The authors conducted a retrospective cohort analysis of a representative panel of 1171 physicians' practices throughout Germany (8.8 million patients) and used propensity score matching for sociodemographic and clinical characteristics. The individuals with COVID-19 showed an increased incidence of type 2 diabetes compared with individuals with acute upper respiratory tract infections.
Aims/hypothesis
The aim of this work was to investigate diabetes incidence after infection with coronavirus disease-2019 (Covid-19). Individuals with acute upper respiratory tract infections (AURI), which are frequently caused by viruses, were selected as a non-exposed control group.
Methods
We performed a retrospective cohort analysis of the Disease Analyzer, which comprises a representative panel of 1171 physicians’ practices throughout Germany (March 2020 to January 2021: 8.8 million patients). Newly diagnosed diabetes was defined based on ICD-10 codes (type 2 diabetes: E11; other forms of diabetes: E12–E14) during follow-up until July 2021 (median for Covid-19, 119 days; median for AURI 161 days). Propensity score matching (1:1) for sex, age, health insurance, index month for Covid-19/AURI and comorbidity (obesity, hypertension, hyperlipidaemia, myocardial infarction, stroke) was performed. Individuals using corticosteroids within 30 days after the index dates were excluded. Poisson regression models were fitted to obtain incidence rate ratios (IRRs) for diabetes.
Results
There were 35,865 individuals with documented Covid-19 in the study period. After propensity score matching, demographic and clinical characteristics were similar in 35,865 AURI controls (mean age 43Â years; 46% female). Individuals with Covid-19 showed an increased type 2 diabetes incidence compared with AURI (15.8 vs 12.3 per 1000 person-years).
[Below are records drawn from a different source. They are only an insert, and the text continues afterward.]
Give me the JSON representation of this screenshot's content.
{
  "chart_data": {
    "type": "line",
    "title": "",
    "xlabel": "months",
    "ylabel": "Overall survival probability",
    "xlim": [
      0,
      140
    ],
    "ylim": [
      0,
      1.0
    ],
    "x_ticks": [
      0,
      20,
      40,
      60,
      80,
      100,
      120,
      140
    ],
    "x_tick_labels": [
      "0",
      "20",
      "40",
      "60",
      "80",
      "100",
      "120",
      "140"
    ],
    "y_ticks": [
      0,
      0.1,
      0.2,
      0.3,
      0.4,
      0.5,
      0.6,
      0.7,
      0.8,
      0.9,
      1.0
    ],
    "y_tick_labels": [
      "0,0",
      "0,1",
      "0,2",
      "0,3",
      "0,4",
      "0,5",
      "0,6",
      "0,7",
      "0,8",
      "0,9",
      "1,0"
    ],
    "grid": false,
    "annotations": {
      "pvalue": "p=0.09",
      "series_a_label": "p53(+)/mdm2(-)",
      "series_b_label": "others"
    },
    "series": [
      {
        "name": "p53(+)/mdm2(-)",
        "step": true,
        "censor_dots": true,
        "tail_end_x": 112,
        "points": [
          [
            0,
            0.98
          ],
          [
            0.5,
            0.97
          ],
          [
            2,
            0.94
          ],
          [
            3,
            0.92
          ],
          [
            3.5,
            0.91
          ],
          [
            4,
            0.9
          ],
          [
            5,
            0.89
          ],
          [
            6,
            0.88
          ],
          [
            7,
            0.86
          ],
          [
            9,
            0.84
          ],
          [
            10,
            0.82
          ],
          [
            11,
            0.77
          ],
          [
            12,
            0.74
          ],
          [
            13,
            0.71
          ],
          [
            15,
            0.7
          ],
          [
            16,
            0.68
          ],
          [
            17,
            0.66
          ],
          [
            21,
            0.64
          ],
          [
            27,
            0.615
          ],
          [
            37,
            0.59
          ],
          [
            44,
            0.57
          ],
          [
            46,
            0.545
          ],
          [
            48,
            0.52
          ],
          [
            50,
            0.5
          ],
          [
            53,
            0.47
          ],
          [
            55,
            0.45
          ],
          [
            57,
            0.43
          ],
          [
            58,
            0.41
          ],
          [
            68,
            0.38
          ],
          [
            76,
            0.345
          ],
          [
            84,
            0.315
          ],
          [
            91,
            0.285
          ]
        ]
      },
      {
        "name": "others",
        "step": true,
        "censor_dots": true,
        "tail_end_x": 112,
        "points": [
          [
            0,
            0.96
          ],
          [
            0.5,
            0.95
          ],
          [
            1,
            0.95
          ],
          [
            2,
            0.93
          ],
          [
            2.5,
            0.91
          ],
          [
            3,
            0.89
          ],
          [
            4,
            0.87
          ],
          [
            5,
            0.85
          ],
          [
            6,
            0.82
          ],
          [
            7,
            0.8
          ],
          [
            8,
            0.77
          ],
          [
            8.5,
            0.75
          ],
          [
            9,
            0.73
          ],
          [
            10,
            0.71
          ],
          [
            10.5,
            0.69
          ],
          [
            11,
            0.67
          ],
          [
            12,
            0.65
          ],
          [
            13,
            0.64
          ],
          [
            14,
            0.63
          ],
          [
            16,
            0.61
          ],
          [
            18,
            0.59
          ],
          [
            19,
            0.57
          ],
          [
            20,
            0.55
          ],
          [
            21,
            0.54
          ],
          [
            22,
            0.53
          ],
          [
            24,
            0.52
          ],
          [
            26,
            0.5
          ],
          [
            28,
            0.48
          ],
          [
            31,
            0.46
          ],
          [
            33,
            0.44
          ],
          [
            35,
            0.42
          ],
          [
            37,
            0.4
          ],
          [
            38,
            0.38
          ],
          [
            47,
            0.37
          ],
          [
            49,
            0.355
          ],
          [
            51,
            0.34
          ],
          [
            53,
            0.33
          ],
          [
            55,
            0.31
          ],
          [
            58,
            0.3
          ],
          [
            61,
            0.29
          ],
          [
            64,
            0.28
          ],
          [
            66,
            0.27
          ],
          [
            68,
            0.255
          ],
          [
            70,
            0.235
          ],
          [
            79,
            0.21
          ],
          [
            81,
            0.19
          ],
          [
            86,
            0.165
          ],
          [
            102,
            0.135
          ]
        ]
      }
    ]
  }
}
Using marginal models to account for correlation of observations within matched pairs, an IRR for type 2 diabetes of 1.28 was estimated. The IRR was not increased for other forms of diabetes.
Conclusions/interpretation
Covid-19 confers an increased risk for type 2 diabetes. If confirmed, these results support the active monitoring of glucose dysregulation after recovery from mild forms of severe acute respiratory syndrome coronavirus 2 (SARS-CoV-2) infection.